Juggling

Every quarter I have the same nagging question: how do I stay sane, succeed in school and be a present, caring, patient mother? Oh and a devoted wife and maybe even have time for myself… Inevitably I find I am failing in one or more of these roles and try to somehow squeeze more productivity from my increasingly bony frame. I grow a few more grey (or is it gray?) hairs and the dark circles under my eyes deepen in hue. What is the point in all of this? And what do I think I need to prove?

Looking across the room at the mountain of dirty dishes towering on top of the kitchen counter, knowing there is a pile of laundry waiting to be folded in the other room, the bathtub needs to be scrubbed, the table cleared and made ready for lunch… I find it impossible to actually concentrate on the entire book I need to read before Monday, and I still have those articles on theory to finish, and I need to start my research for my language acquisition project -How do people do all of this? Why?!

When I told a classmate (I guess in graduate school they are called colleagues) that I was taking three classes, she told me: “You are going to make yourself crazy.” She has two kids and said: “They tried to tell me I needed to take 3 classes and I said No. My reality is I have two kids. I am not doing that.”
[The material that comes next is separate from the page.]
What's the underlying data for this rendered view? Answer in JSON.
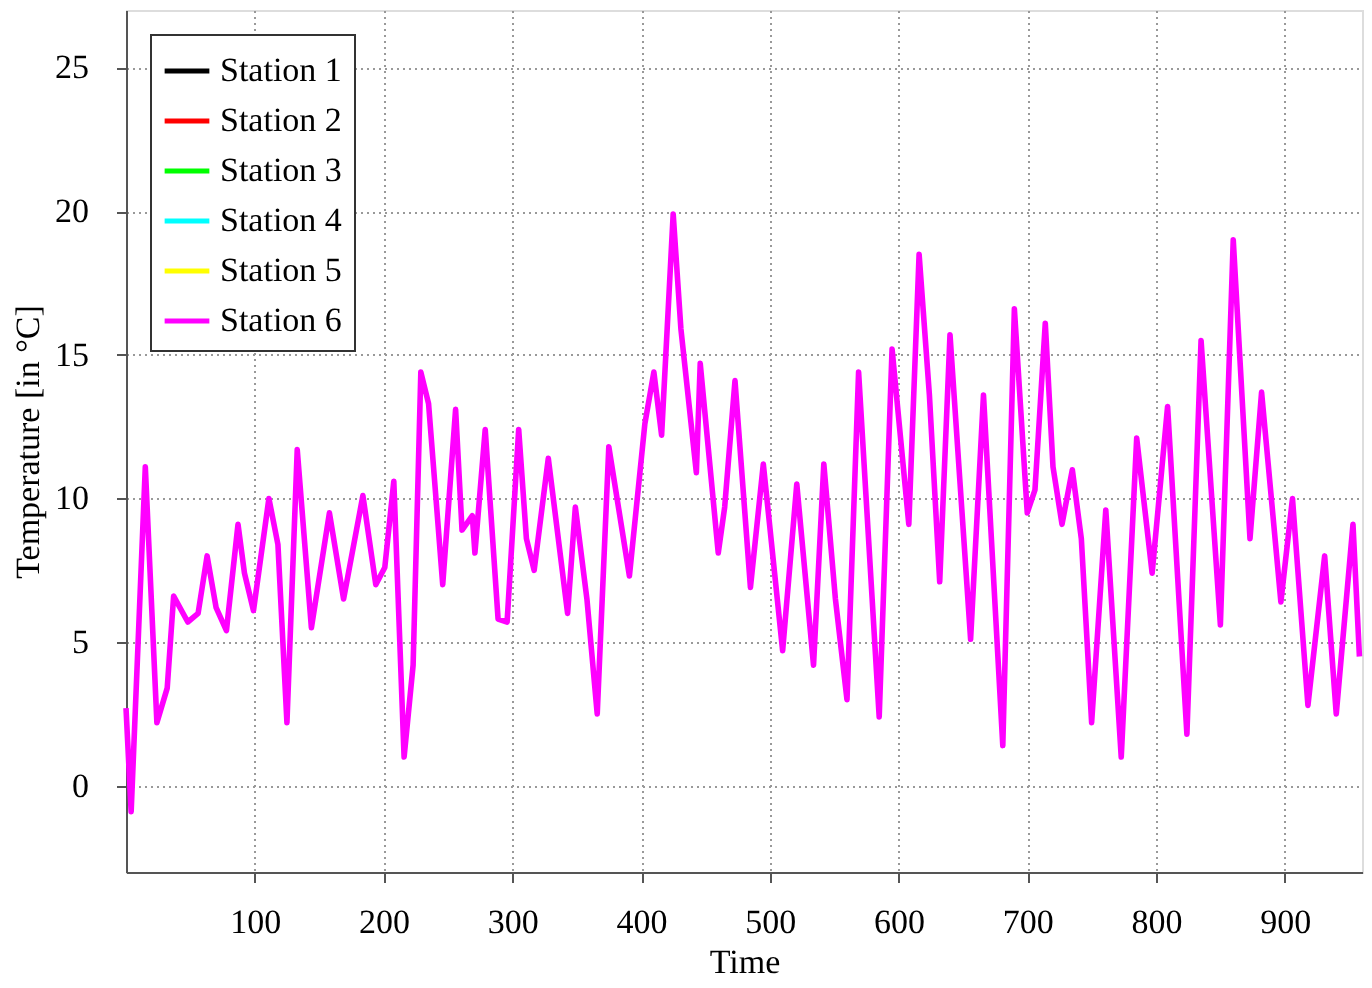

I worry that not only will I make myself crazy but also my family. If I succeed at school but fail at mothering, it will have all been a waste. If I can do okay in three classes and drive my family only slightly mad, is that acceptable? Probably not.
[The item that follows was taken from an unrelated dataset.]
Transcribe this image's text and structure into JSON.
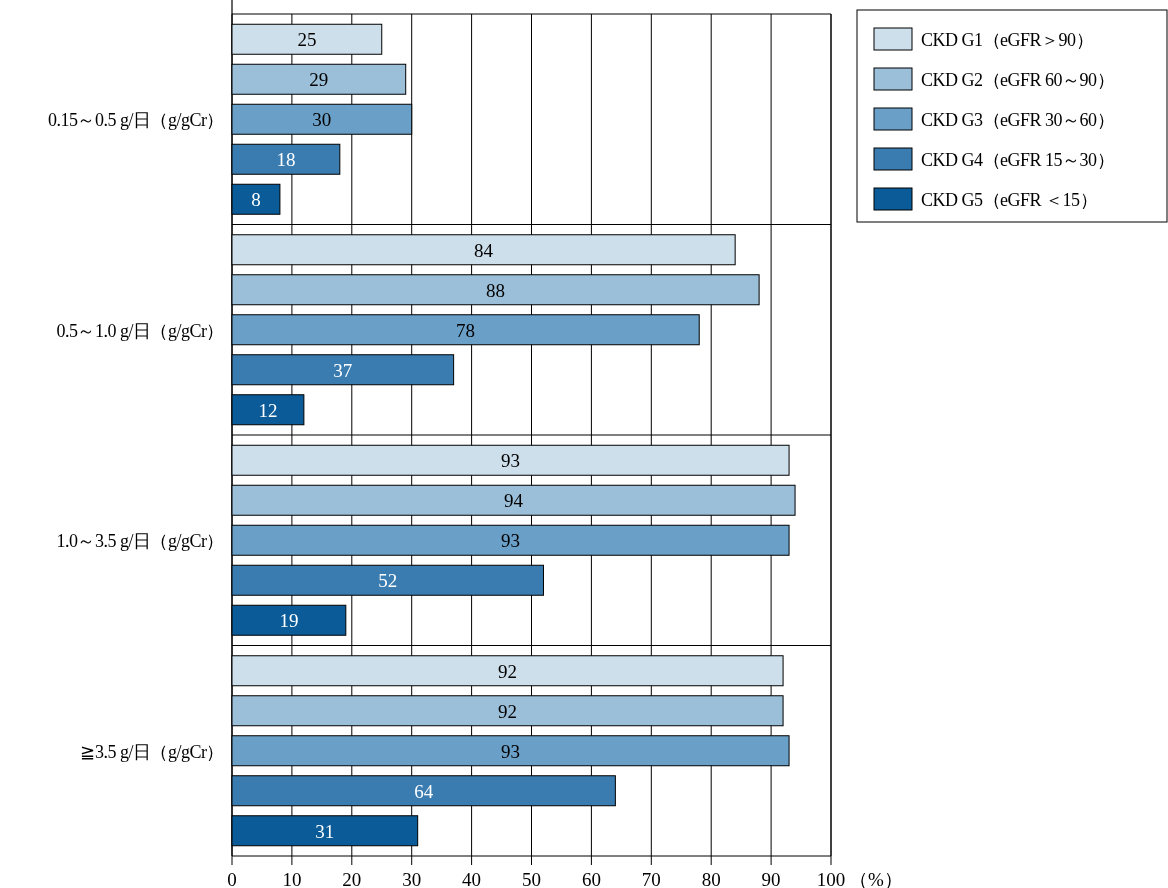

If I take only two classes that are both taught in English in my first term in my graduate degree in Spanish literature will it increase my anxieties around feeling like an impostor? Probably but there is a strong possibility that I might still feel like one anyway.

The point -I am realizing- is not to see how much you can take on and complete but how well you can do the things you’ve asked of yourself. If asking less of your self means that the tasks and roles you do give your energy to are attended to thoroughly and with greater creativity and joy than they would be otherwise, then I think that counts as success.